List the potential causes of diffuse pulmonary infiltrates in a patient with AIDS, and outline how they would influence your management.
College Answer
Many potential causes should be considered. High pressure pulmonary oedema (fluid overload: CPAP/PEEP, diurese, fluid restrict, remove blood; cardiac failure: diurese, vasodilate ± inotropes; acute ischaemia: nitrates, morphine ± betablockers, anticaogulants). Low pressure pulmonary oedema/ARDS (CPAP/PEEP, fluid restrict, diurese, treat underlyimg cause eg. sepsis). Diffuse pneumonia (diffuse typical or atypical: CPAP/PEEP, likely to need invasive investigation [eg. lavage], diurese and fluid restrict, specific treatment [anti-agent therapy] according to underlying cause: bacteria [eg. strep or TB], viral [eg. CMV/influenza/SARS], protozoal [eg. pneumocystis], fungal [eg. cryptococcus]). Others: could uncommonly also be malignant (eg. Karposi’s sarcoma), pulmonary haemorrhage (eg. if low platelets: consider platelet transfusion) or auto- immune/vasculitic (consider steroids, immunosuppression).
Discussion
A good free full-text article is available to cover this terrain. In it, there is an excellent table, "Aetiology of pulmonary infections in HIV-infected patients". It also presents the incidence of the aetiology. Turns out, in 97% of cases the pulmonary infiltrates are infectious in nature. The bacterial pathogens are surprisingly mundane- its S.pneumoniae, H.influenzae and Legionella. Together they cover something like 60% of pulmonary infections. Pneumocystis accounts for another 20%, and viruses for 5%. Other fungal infections are surprisingly rare - 2% - and protozoal parasites represent only 0.5%.
Causes of diffuse pulmonary infiltrates in the AIDS patient, and a brief note on their specific treatment
Non-infectious:
- Pulmonary oedema - PEEP and preload reduction
- Diffuse alveolar haemorrhage - correction of coagulopathy
- Malignant (eg. lymphangitis carcinomatosis) - dexamethasone
- Autoimmune (vasculitis) - high dose steroids
- Inflammatory - ARDS - lung-protective ventilation
Infectious:
- Bacterial:
- Streptococcus pneumoniae - ceftriaxone
- Mycobacterium tuberculosis - standard cocktail
- Mycoplasma pneumonia - azithromycin
- Generally speaking, broad spectrum antibiotics which are narrowed when the pathogen is isolated
- Viral
- CMV - ganciclovir or foscarnet
- VZV - acyclovir
- HSV - acyclovir
- Influenza - possibly oseltamivir
- Human metapneumovirus - supportive management
- Fungal:
- Pneumocystis jirovecii - cotrimoxazole
- This is the second most common cause of pneumonia, behind S.pneumoniae
- Cryptococcus - fluconazole or amphotericin
- Pneumocystis jirovecii - cotrimoxazole
- Protozoal:
- Toxoplasma gondii - pyrimethamine plus cotrimoxazole or sulfadiazine
References
Segal, Leopoldo N., et al. "HIV-1 and bacterial pneumonia in the era of antiretroviral therapy." Proceedings of the American Thoracic Society 8.3 (2011): 282-287.

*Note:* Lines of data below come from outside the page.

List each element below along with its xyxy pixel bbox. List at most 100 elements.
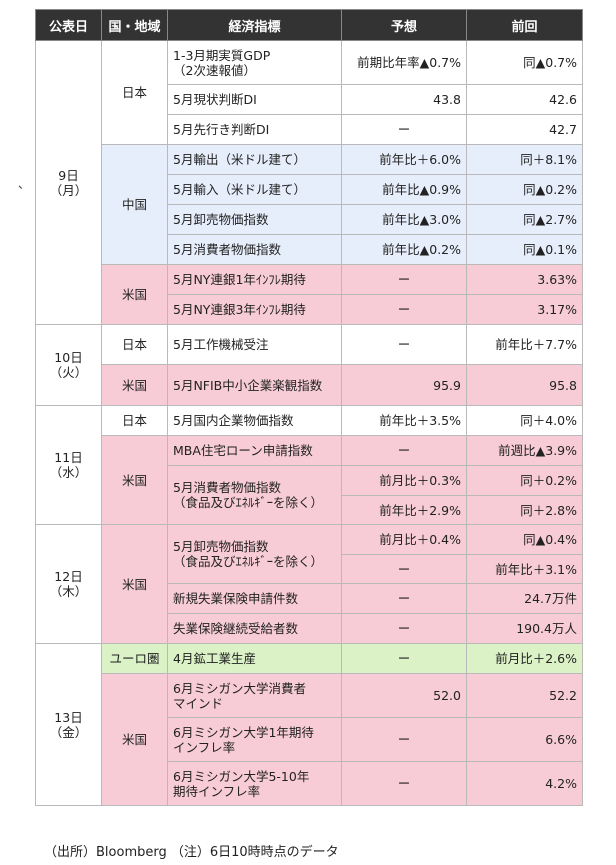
table-row: 5月現状判断DI 43.8 42.6: [36, 84, 583, 115]
indicator-cell: 5月国内企業物価指数: [167, 405, 342, 436]
forecast-cell: 前年比▲0.2%: [341, 234, 467, 265]
previous-cell: 前週比▲3.9%: [466, 435, 583, 466]
previous-cell: 95.8: [466, 364, 583, 406]
table-row: ー 前年比＋3.1%: [36, 554, 583, 584]
previous-cell: 同▲0.1%: [466, 234, 583, 265]
forecast-cell: 前年比▲0.9%: [341, 174, 467, 205]
region-cell: 米国: [101, 264, 168, 325]
table-row: 新規失業保険申請件数 ー 24.7万件: [36, 583, 583, 614]
forecast-cell: ー: [341, 761, 467, 806]
table-row: 6月ミシガン大学1年期待 インフレ率 ー 6.6%: [36, 717, 583, 762]
region-cell: 米国: [101, 364, 168, 406]
forecast-cell: 前年比＋6.0%: [341, 144, 467, 175]
header-previous: 前回: [466, 9, 583, 41]
previous-cell: 同▲0.7%: [466, 40, 583, 85]
indicator-cell: 5月NY連銀1年ｲﾝﾌﾚ期待: [167, 264, 342, 295]
forecast-cell: 前月比＋0.3%: [341, 465, 467, 496]
indicator-cell: 5月輸出（米ドル建て）: [167, 144, 342, 175]
indicator-cell: 5月卸売物価指数: [167, 204, 342, 235]
table-row: 5月消費者物価指数 （食品及びｴﾈﾙｷﾞｰを除く） 前月比＋0.3% 同＋0.2…: [36, 465, 583, 525]
header-region: 国・地域: [101, 9, 168, 41]
date-cell: 10日 （火）: [35, 324, 102, 406]
forecast-cell: 95.9: [341, 364, 467, 406]
forecast-cell: ー: [341, 435, 467, 466]
forecast-cell: 前年比＋3.5%: [341, 405, 467, 436]
indicator-cell: 6月ミシガン大学5-10年 期待インフレ率: [167, 761, 342, 806]
forecast-cell: 43.8: [341, 84, 467, 115]
previous-cell: 4.2%: [466, 761, 583, 806]
table-row: 米国 5月NY連銀1年ｲﾝﾌﾚ期待 ー 3.63%: [36, 264, 583, 325]
header-forecast: 予想: [341, 9, 467, 41]
indicator-cell: 5月卸売物価指数 （食品及びｴﾈﾙｷﾞｰを除く）: [167, 524, 342, 584]
region-cell: 中国: [101, 144, 168, 265]
indicator-cell: 5月消費者物価指数 （食品及びｴﾈﾙｷﾞｰを除く）: [167, 465, 342, 525]
indicator-cell: 5月現状判断DI: [167, 84, 342, 115]
table-row: 6月ミシガン大学5-10年 期待インフレ率 ー 4.2%: [36, 761, 583, 806]
previous-cell: 同＋2.8%: [466, 495, 583, 525]
header-row: 公表日 国・地域 経済指標 予想 前回: [35, 9, 583, 41]
table-row: 米国 6月ミシガン大学消費者 マインド 52.0 52.2: [36, 673, 583, 806]
indicator-cell: 5月消費者物価指数: [167, 234, 342, 265]
indicator-cell: 4月鉱工業生産: [167, 643, 342, 674]
table-row: 5月卸売物価指数 前年比▲3.0% 同▲2.7%: [36, 204, 583, 235]
economic-calendar-table: 公表日 国・地域 経済指標 予想 前回 9日 （月） 日本 1-3月期実質GDP…: [35, 9, 583, 806]
date-cell: 9日 （月）: [35, 40, 102, 325]
forecast-cell: 52.0: [341, 673, 467, 718]
forecast-cell: ー: [341, 643, 467, 674]
previous-cell: 前年比＋7.7%: [466, 324, 583, 365]
indicator-cell: 5月NY連銀3年ｲﾝﾌﾚ期待: [167, 294, 342, 325]
previous-cell: 24.7万件: [466, 583, 583, 614]
indicator-cell: 6月ミシガン大学1年期待 インフレ率: [167, 717, 342, 762]
table-row: 米国 5月NFIB中小企業楽観指数 95.9 95.8: [36, 364, 583, 406]
previous-cell: 前月比＋2.6%: [466, 643, 583, 674]
date-cell: 11日 （水）: [35, 405, 102, 525]
forecast-cell: ー: [341, 717, 467, 762]
source-note: （出所）Bloomberg （注）6日10時時点のデータ: [44, 845, 339, 860]
region-cell: 米国: [101, 435, 168, 525]
forecast-cell: 前年比▲3.0%: [341, 204, 467, 235]
table-row: 5月消費者物価指数 前年比▲0.2% 同▲0.1%: [36, 234, 583, 265]
stray-mark: 、: [18, 177, 31, 191]
previous-cell: 同＋8.1%: [466, 144, 583, 175]
forecast-cell: ー: [341, 554, 467, 584]
forecast-cell: 前月比＋0.4%: [341, 524, 467, 555]
table-row: 13日 （金） ユーロ圏 4月鉱工業生産 ー 前月比＋2.6%: [35, 643, 583, 806]
header-indicator: 経済指標: [167, 9, 342, 41]
table-row: 5月先行き判断DI ー 42.7: [36, 114, 583, 145]
header-date: 公表日: [35, 9, 102, 41]
previous-cell: 前年比＋3.1%: [466, 554, 583, 584]
region-cell: 米国: [101, 673, 168, 806]
table-row: 5月輸入（米ドル建て） 前年比▲0.9% 同▲0.2%: [36, 174, 583, 205]
indicator-cell: 失業保険継続受給者数: [167, 613, 342, 644]
forecast-cell: ー: [341, 264, 467, 295]
region-cell: 日本: [101, 405, 168, 436]
indicator-cell: 5月輸入（米ドル建て）: [167, 174, 342, 205]
table-row: 米国 MBA住宅ローン申請指数 ー 前週比▲3.9%: [36, 435, 583, 525]
table-row: 9日 （月） 日本 1-3月期実質GDP （2次速報値） 前期比年率▲0.7% …: [35, 40, 583, 325]
forecast-cell: ー: [341, 114, 467, 145]
indicator-cell: 5月工作機械受注: [167, 324, 342, 365]
previous-cell: 52.2: [466, 673, 583, 718]
table-row: 前年比＋2.9% 同＋2.8%: [36, 495, 583, 525]
previous-cell: 同＋0.2%: [466, 465, 583, 496]
region-cell: 日本: [101, 324, 168, 365]
date-cell: 13日 （金）: [35, 643, 102, 806]
region-cell: ユーロ圏: [101, 643, 168, 674]
date-cell: 12日 （木）: [35, 524, 102, 644]
table-row: 中国 5月輸出（米ドル建て） 前年比＋6.0% 同＋8.1%: [36, 144, 583, 265]
table-row: 12日 （木） 米国 5月卸売物価指数 （食品及びｴﾈﾙｷﾞｰを除く） 前月比＋…: [35, 524, 583, 644]
previous-cell: 190.4万人: [466, 613, 583, 644]
forecast-cell: 前年比＋2.9%: [341, 495, 467, 525]
indicator-cell: MBA住宅ローン申請指数: [167, 435, 342, 466]
previous-cell: 同＋4.0%: [466, 405, 583, 436]
previous-cell: 3.17%: [466, 294, 583, 325]
previous-cell: 3.63%: [466, 264, 583, 295]
indicator-cell: 5月先行き判断DI: [167, 114, 342, 145]
forecast-cell: ー: [341, 583, 467, 614]
previous-cell: 42.7: [466, 114, 583, 145]
previous-cell: 同▲0.2%: [466, 174, 583, 205]
indicator-cell: 5月NFIB中小企業楽観指数: [167, 364, 342, 406]
previous-cell: 6.6%: [466, 717, 583, 762]
indicator-cell: 6月ミシガン大学消費者 マインド: [167, 673, 342, 718]
table-row: 11日 （水） 日本 5月国内企業物価指数 前年比＋3.5% 同＋4.0%: [35, 405, 583, 525]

Feldman, Charles. "Pneumonia associated with HIV infection." Current opinion in infectious diseases 18.2 (2005): 165-170.
Arora, V. K., and S. V. Kumar. "Pattern of opportunistic pulmonary infections in HIV sero-positive subjects: observations from Pondicherry, India." The Indian journal of chest diseases & allied sciences 41.3 (1998): 135-144.
Benito, Natividad, et al. "Pulmonary infections in HIV-infected patients: an update in the 21st century." European Respiratory Journal 39.3 (2012): 730-745.